Trump Attacks “Phony” Democratic Senator For Using A “Luxurious Private Jet” During Missouri Campaign Tour

Hair Furor is reacting to the far-right Free Beacon:

Sen. Claire McCaskill (D., Mo.) said her campaign was “hitting the road” in an RV to tour the state, but public flight information indicates that travel also occurred on her million-dollar private plane. The RV, named BigBlue by the campaign, was unveiled late last month by McCaskill, who said she was “very excited to hit the road” in it for an upcoming “Veterans for Claire” tour. The campaign kept a live blog of its three-day RV trip from May 29 to May 31, posting updates of its whereabouts.

Unmentioned on the blog is the role McCaskill’s private plane played on the trip. The aircraft is a single-engine turboprop valued on her financial disclosure forms at more than $1 million dollars. McCaskill has taken steps to hide the use of her plane. In a 2017 email obtained by the Free Beacon, the senator asked the Federal Aviation Administration to block radar tracking information on her plane from being publicly broadcast on the internet. The request blocks the ability to track her plane on websites such as FlightAware.com.

More from Politico:



“I added some stops with the use of the plane, but I was on the RV so much that the broken drawer drove me crazy,” McCaskill said in a brief Tuesday interview in the Capitol, adding that “I even lost an iPad around a corner on the RV.” She disputed the notion that the use of the plane allowed her to “pretend” that she was using an RV rather than the multi-million-dollar plane, reportedly purchased by her husband’s company in 2013.

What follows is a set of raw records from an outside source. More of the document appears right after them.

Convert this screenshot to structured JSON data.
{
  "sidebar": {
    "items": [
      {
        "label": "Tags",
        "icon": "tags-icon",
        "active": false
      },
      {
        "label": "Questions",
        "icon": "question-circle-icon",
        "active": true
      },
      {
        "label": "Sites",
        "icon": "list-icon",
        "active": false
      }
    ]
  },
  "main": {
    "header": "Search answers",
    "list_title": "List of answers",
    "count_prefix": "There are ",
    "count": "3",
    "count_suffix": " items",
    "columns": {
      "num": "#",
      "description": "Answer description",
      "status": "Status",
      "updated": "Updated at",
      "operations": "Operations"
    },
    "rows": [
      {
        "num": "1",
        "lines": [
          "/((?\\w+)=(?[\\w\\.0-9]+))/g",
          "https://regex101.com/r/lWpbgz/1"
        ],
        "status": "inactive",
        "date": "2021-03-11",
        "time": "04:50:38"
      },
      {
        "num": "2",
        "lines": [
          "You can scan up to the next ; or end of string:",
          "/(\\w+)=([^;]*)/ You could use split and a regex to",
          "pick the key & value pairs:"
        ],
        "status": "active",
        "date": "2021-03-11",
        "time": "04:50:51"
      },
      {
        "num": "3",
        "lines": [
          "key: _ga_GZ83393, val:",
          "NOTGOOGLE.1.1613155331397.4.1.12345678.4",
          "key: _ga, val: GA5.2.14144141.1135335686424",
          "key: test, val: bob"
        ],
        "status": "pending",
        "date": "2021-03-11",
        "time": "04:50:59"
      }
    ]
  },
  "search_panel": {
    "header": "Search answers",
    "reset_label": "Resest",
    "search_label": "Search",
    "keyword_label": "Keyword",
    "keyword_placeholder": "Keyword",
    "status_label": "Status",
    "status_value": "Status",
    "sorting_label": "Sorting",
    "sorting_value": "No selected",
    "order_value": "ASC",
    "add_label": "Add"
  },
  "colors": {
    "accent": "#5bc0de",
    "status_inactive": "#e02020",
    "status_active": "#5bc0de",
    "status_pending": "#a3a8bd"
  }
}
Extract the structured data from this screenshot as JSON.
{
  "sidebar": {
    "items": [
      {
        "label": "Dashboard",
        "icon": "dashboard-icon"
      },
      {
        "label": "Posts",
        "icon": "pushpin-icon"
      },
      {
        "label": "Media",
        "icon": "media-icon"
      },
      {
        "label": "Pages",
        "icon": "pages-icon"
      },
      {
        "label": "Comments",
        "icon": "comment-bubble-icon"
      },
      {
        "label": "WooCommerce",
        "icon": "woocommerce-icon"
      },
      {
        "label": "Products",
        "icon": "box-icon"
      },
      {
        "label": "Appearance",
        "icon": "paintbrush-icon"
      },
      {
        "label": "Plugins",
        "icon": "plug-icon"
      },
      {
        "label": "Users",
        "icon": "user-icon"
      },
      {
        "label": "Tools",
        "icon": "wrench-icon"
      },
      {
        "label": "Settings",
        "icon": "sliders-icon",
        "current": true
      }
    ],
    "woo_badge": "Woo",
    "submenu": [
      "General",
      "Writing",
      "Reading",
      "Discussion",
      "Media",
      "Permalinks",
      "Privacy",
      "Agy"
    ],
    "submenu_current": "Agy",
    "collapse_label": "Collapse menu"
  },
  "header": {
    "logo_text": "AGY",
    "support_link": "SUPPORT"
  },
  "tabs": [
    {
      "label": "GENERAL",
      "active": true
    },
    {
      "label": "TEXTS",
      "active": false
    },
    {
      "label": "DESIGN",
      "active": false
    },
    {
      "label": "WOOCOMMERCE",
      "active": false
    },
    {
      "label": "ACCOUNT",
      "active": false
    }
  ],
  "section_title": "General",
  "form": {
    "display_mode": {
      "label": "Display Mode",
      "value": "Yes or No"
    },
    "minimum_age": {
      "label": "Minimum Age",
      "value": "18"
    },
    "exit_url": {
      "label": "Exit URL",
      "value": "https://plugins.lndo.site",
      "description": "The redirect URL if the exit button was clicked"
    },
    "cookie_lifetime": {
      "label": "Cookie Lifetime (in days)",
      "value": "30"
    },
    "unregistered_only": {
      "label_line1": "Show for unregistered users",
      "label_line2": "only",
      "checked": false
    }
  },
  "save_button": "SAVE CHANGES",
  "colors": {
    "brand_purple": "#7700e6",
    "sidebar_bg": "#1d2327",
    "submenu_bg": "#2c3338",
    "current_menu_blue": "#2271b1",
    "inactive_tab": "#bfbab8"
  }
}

“I spent two-plus days on the RV,” McCaskill said, and the plane “picked me up at the end of one day, after I spent all day on the RV” before being used to add “some stops.” The RV wasn’t used during that added portion of the tour, she said. “Anybody could have followed me. They could have seen when I got off the RV and when I went and got on the airplane,” she continued, describing the report as “election-year silliness.”